検査は、基本的にダーモスコピーで皮膚病変を診て診断します。ダーモスコピーで判断が付かないものは、局所麻酔をして皮膚病変の一部を切り取って顕微鏡で調べる組織検査を行って判断します。 転移することはほとんどないため、CTによる全身精査は必要ありません。
治療
治療としては、全切除が基本です。組織検査により取り切れている場合には完全に治すことができます。 大きさや部位、進行度によって、治療方針が決定されます。
低リスクであれば3mm、高リスクであれば5~10mmがんから離して切除することが推奨されています。 手術ができる部位であれば、切除をします。切除だけで治療できるがんとはいえ、再発を起こしやすいがんであるため、切除の際には取り残しがないよう注意が必要です。 顔に発生した場合などは、できるだけ切除範囲を小さくしたいところですが、小さく切除してがんを取り残してしまうと再発し、数年後にさらに大きな切除が必要になることもあります。がんを切除した後は、小さいものはそのまま縫い合わせますが、大きい傷は植皮や皮弁など、整容面にも配慮した再建が必要になります。

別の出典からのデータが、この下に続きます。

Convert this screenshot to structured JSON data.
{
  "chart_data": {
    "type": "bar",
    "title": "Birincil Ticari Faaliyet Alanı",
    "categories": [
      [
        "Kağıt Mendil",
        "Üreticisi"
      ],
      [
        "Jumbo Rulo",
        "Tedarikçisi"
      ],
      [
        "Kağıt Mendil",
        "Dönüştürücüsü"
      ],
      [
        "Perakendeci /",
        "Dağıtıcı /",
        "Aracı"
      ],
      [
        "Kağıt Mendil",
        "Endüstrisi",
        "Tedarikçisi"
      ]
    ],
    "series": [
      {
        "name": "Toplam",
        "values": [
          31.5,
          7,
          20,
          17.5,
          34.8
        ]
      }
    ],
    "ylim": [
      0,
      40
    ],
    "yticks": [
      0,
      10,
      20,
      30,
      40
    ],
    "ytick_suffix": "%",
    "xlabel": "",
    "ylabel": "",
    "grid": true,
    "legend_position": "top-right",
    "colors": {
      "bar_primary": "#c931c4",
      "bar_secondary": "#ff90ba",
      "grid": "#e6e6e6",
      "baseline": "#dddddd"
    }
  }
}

また、取り残しを避けるために、切り取った組織の端にがん細胞があるかどうかを調べるための組織検査をして、がん細胞が取り切れているかどうかを確認します。結果が出るまでには約1~2週間かかります。 そのため、1回目の手術でがんを切除した後は、切除した場所に人工真皮をかぶせるなどして、いったん手術を終了します。病理検査でがんが確実に切除できたと確認できたら、2回目の手術で切除部位を再建します。 このように切除と再建を2回に分けて行うことを二期的手術といいます。 万一、病理検査でがんの取り残しがわかったら、再び手術を行い、がんを切除します。